El empate sin goles frente a Portugal le permitió finalizar como líder del Grupo K con siete puntos, producto de dos victorias y un empate, manteniendo además su invicto en el torneo.

Ese primer lugar no solo confirma el buen momento del equipo, sino que le entrega un camino que, al menos sobre el papel, luce más favorable que el de otros favoritos.

Más allá de los números, Colombia ha demostrado algo que suele marcar diferencias en los Mundiales: equilibrio.
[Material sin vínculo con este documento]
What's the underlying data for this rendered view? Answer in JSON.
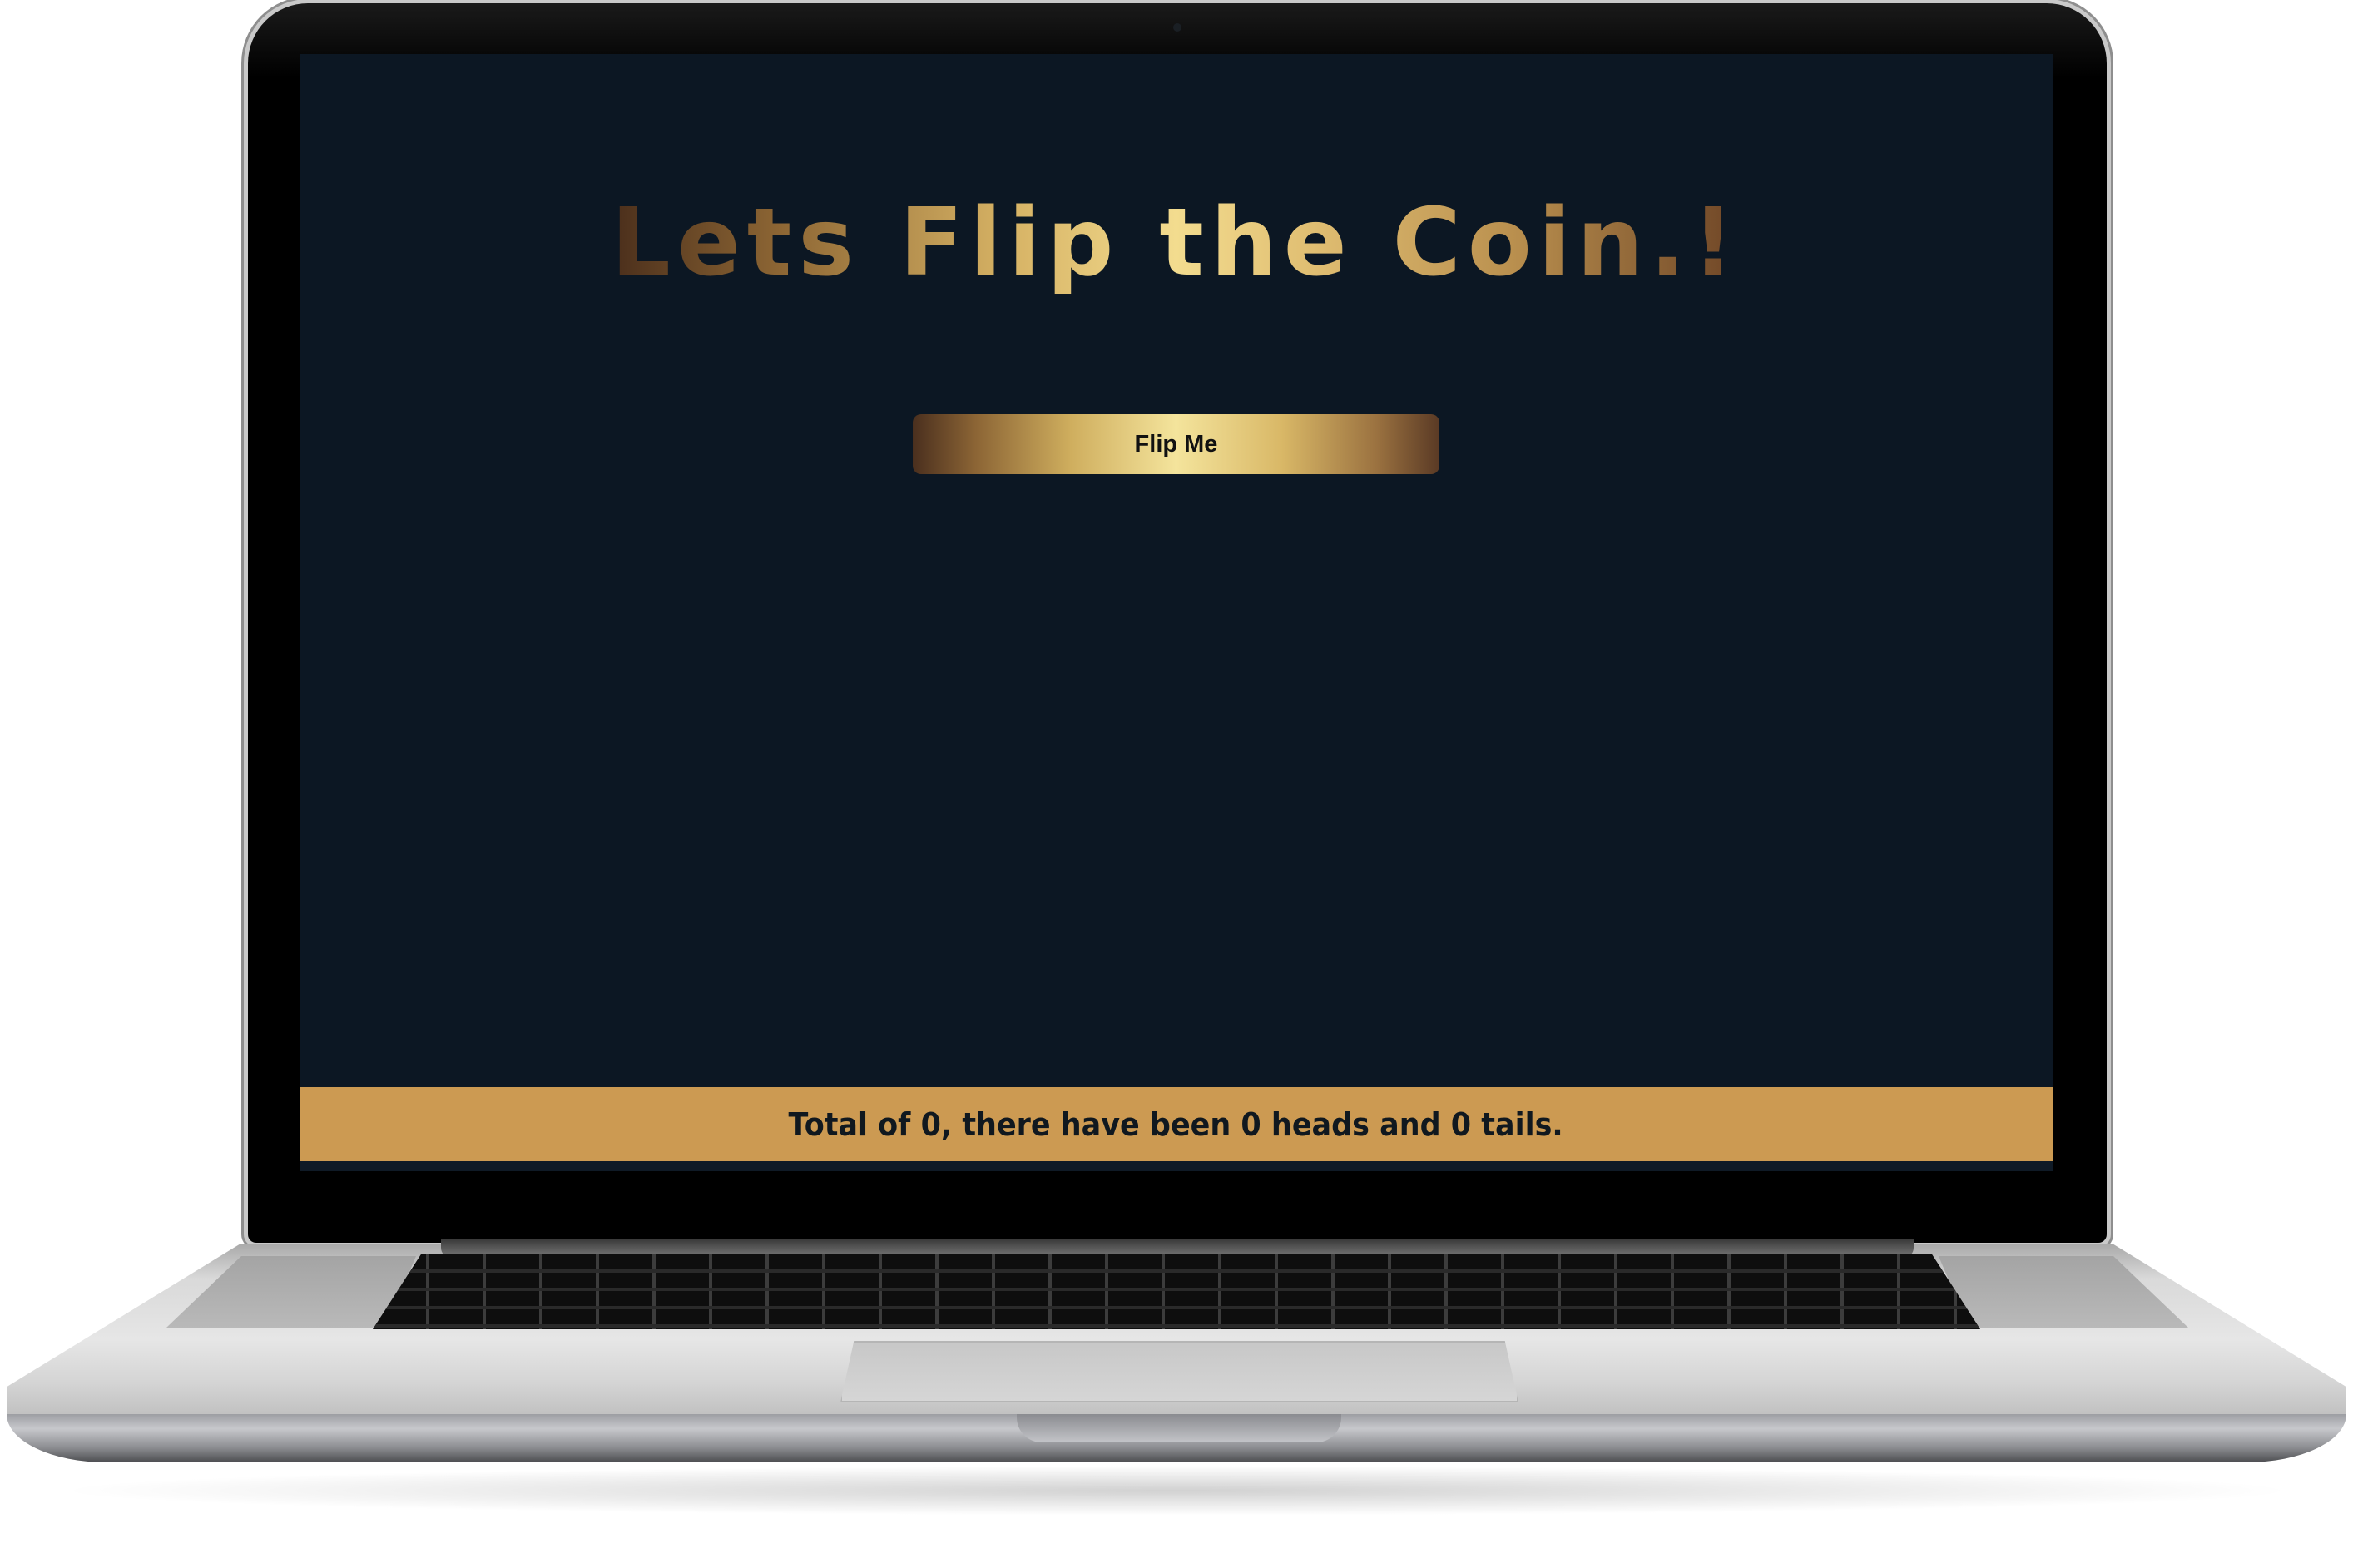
{
  "page": {
    "title": "Lets Flip the Coin.!",
    "flip_button_label": "Flip Me",
    "status_text": "Total of 0, there have been 0 heads and 0 tails."
  },
  "stats": {
    "total": 0,
    "heads": 0,
    "tails": 0
  },
  "colors": {
    "screen_background": "#0c1723",
    "footer_background": "#cc9a52",
    "gold_light": "#f4e49c",
    "gold_dark": "#4a2f1e"
  }
}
El equipo de Néstor Lorenzo ha sabido atacar cuando el partido lo exige, defender con orden cuando ha sido necesario y competir con personalidad frente a rivales de peso.

Incluso ante Portugal, una de las selecciones más fuertes del campeonato, la Tricolor mostró carácter y estuvo cerca de quedarse con la victoria tras un gol anulado por un ajustado fuera de juego.
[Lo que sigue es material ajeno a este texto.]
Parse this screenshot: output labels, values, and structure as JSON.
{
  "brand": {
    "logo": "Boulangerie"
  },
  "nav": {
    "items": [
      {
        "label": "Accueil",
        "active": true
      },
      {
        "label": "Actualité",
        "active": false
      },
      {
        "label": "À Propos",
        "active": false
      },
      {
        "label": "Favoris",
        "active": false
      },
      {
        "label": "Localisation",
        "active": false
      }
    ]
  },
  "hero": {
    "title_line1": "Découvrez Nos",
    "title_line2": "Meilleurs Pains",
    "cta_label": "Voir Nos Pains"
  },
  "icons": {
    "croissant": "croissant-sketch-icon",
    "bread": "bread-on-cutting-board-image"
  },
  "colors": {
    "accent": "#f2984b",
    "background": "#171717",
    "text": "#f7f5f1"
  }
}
Ahora el reto será Ghana en los dieciseisavos de final (ronda de 32), un rival físicamente fuerte, rápido y con futbolistas capaces de desequilibrar en transiciones.

Aunque Colombia parte como favorita por su rendimiento colectivo y la calidad de su plantilla, en un Mundial no existen partidos sencillos.

Los africanos han demostrado históricamente que pueden complicar a cualquier selección cuando encuentran espacios.

Si Colombia supera ese compromiso, el panorama comienza a ponerse realmente interesante.

En los octavos de final enfrentaría al ganador entre Suiza y Argelia, dos selecciones competitivas, pero que, en teoría, están un escalón por debajo de las principales potencias europeas y sudamericanas.

Eso abre una posibilidad real de alcanzar los cuartos de final, una instancia que Colombia solo ha disputado una vez en su historia, en Brasil 2014.

El gran punto fuerte de esta Selección es que no depende exclusivamente de una figura.

Luis Díaz continúa siendo el futbolista más desequilibrante, James Rodríguez aporta experiencia y visión de juego, mientras que jugadores como Daniel Muñoz, Jhon Arias, Jefferson Lerma y Camilo Vargas han respondido con actuaciones de alto nivel.

Esa distribución del protagonismo convierte a Colombia en un equipo mucho más difícil de neutralizar.

Defensivamente también hay razones para el optimismo. El orden táctico ha sido una de las principales virtudes del equipo durante el torneo.

La solidez de la línea defensiva y la seguridad del arquero han permitido controlar partidos incluso cuando el rival ha tenido momentos de presión.

Sin embargo, el margen de error desaparece. A partir de ahora cada encuentro será de eliminación directa y un mal partido puede terminar el sueño mundialista. La concentración, la eficacia frente al arco y el manejo emocional serán factores determinantes.

Hoy, Colombia tiene argumentos suficientes para pensar en grande. Llegar a los cuartos de final aparece como un objetivo totalmente alcanzable y, si mantiene el nivel futbolístico mostrado hasta ahora, incluso una clasificación a semifinales deja de parecer una utopía.

El camino será cada vez más exigente, pero esta generación ha demostrado que tiene el talento, la experiencia y la mentalidad para competir de igual a igual contra cualquiera.

El sueño sigue intacto y, por primera vez en mucho tiempo, la ilusión de ver a Colombia peleando entre las mejores selecciones del mundo parece estar respaldada por el fútbol que muestra dentro de la cancha.